Professionals and amateur bloggers alike often struggle with a writing project; and the explosion of blogs has created that many more driven, frustrated and anxious writers. Whether you are trying to engage a prospective market, entertain family and friends with your holiday exploits, or write an award-winning piece of prose — these six tips will help you prepare to do it better. Much of being a professional writer is in the process, so as you plan to write your blog consider the following.

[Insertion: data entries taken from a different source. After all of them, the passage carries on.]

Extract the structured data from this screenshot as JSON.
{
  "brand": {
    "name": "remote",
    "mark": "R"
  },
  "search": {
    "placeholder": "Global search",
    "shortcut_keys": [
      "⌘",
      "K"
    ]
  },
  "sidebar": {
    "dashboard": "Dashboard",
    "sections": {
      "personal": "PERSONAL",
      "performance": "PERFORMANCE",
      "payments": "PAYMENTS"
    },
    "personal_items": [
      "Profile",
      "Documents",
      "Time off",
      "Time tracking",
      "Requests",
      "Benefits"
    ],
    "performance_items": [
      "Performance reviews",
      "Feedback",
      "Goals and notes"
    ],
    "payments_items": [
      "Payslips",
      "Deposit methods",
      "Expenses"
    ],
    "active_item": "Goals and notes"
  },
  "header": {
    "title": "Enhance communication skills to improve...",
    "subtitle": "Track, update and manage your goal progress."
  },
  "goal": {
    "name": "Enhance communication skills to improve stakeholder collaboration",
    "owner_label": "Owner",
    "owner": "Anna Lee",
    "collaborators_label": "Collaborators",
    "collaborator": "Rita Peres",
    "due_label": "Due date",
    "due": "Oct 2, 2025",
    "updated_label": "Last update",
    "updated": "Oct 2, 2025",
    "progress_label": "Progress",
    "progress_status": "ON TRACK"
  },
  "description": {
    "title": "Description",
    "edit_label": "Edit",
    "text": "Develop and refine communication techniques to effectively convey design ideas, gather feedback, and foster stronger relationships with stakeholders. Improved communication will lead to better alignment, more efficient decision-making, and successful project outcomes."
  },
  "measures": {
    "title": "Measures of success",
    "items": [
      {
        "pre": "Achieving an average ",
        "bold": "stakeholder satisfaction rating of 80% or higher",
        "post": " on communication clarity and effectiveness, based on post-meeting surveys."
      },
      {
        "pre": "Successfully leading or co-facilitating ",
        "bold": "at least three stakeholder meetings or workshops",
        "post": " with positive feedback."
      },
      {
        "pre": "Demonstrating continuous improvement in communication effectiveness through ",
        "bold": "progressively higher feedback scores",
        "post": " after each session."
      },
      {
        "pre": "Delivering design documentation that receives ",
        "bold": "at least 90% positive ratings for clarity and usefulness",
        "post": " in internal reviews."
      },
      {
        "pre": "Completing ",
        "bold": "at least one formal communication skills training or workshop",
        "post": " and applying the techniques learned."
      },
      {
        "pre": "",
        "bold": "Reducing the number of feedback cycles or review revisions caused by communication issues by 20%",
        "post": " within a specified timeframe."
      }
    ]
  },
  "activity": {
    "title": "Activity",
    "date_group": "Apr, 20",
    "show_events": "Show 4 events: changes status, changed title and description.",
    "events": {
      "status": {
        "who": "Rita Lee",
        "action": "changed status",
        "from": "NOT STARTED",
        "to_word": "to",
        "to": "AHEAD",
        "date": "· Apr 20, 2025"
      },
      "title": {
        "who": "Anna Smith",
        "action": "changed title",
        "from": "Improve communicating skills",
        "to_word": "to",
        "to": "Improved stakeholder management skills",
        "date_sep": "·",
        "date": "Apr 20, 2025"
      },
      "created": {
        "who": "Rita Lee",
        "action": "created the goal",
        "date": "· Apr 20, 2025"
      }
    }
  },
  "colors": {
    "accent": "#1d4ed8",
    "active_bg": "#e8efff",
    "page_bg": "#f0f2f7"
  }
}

Read: Not just about your chosen subject or the industry in which you work, but read about a lot of stuff. Being well-read gives you a more holistic perspective and can colour your writing. It also exposes you to different writing styles and can help you to find your blogging voice. (It also comes in handy making small talk at cocktail parties… that’s right, as a respected and admired blog writer you will be invited to a lot of cocktail parties.)
Research: In addition to being well-read, it is helpful if you have a better than average grasp of the subject on which you are writing. Doing your research will also give you more confidence and allow you to trust that what you’ve written is actually worth reading.
Routine: If you write a regular blog (daily, weekly, monthly) then create a regular routine for the creative process. This includes setting a time and place where you can focus and work uninterrupted. Once you find the right time and place, treat this as an immoveable portion of your calendar.
Relevant: Make sure that your topic is relevant to your intended audience. Your language can also be targeted to the reader, but be conscious of an abundance of industry acronyms or jargon.
Re-read: Once you’ve written your draft, revised it and made final corrections for flow and continuity, read it again. Having someone else provide a proofread or edit is also a good idea.
Reward Yourself: Treats are not just for kids. Once you’ve been a good little blogger and finished all your homework then indulge yourself a bit in celebration. You are NOT allowed to start with the treat — work first, reward last.
You’re right, there is nothing new or exceptional on this list (although it is really cool that they all start “R”). But most bloggers do not follow this simple recipe (another “R”!) for successful writing. The fact is, writing is work. Like virtually any process, once broken down into tasks and approached systematically you can create a successful routine.
Can you think of anything else that I should have added to this routine of blogging preparedness? (Extra points if it starts with an “R”.)